Ancak nedense bu ülkede çağdaş, özgürlükçü, hukuka
dayalı bir sistem oluşmuyor. Çünkü ülkeyi yönetenlerin
özgürlüğe ve hukuka inancı yok. Çünkü onlar, baskı,
sömürü düzeninden el etmek istemiyorlar.
Onun içindir ki hala gerçek anlamda bir düşünce ve
ifade özgürlüğü yok.
Onun içindir ki insanlar yazdıklarından ve yaptıkları
konuşmalardan dolayı yargılanıyor.
Türkiye’de varlığı yirmi milyonun üstünde olan Kürt
toplumu hala en temel hak ve özgürlüklerden yoksun
bulunuyor. Kürtler kendi dilleriyle serbestçe eğitim
ve yayın hakkına sahip değil. Kürtler Kürtçe isimle
kurum açamıyor, örgütler kuramıyorlar.
Bu demokrasi olma iddiasındaki bir ülke için hem
ayıptır hem de kötü bir şöhrettir.
Türkiye artık bu ayıptan kurtulmak zorunda.

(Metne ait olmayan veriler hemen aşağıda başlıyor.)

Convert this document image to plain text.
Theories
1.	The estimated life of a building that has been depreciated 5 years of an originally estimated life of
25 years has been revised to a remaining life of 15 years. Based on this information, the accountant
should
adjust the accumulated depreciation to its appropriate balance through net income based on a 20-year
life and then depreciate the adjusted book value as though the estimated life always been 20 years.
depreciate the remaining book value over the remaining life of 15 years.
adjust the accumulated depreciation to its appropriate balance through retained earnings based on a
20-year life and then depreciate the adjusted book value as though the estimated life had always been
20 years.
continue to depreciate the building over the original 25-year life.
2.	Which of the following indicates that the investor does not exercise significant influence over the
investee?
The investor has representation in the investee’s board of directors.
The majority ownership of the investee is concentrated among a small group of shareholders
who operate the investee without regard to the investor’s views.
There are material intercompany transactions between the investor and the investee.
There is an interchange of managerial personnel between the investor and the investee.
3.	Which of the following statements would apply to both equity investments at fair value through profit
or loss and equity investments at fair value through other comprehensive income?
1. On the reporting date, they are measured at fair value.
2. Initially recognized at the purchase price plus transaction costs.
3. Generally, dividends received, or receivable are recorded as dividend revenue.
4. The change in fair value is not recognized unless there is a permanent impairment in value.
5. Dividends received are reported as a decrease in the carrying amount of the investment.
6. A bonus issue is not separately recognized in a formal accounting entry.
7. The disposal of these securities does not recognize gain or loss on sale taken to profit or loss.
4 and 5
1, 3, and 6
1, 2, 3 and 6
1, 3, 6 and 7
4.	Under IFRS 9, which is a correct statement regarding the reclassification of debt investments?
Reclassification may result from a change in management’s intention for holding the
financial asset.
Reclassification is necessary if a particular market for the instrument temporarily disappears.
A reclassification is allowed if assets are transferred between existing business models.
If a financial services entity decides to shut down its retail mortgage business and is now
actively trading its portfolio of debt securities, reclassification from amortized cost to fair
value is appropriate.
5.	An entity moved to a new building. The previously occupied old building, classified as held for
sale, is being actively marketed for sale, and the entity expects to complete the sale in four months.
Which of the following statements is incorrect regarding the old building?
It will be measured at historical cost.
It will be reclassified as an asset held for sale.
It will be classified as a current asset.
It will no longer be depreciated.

Bunun için göstermelik paketler yerine ciddi atımlar
atılmalı.
Her alanda tam bir özgürlükler sistemi kurulmalı.
Türkiye çok uluslu, çok dilli, çok kültürlü gerçeğine
göre yeniden yapılanmalı.
Ekonomiden siyasete, hukuktan kültüre, eğitimden
sosyal yaşama kadar bütün alanlar yeni baştan düzenlenmeli.
1 Mayıs bütün bunlar için iyi bir başlangıçtır.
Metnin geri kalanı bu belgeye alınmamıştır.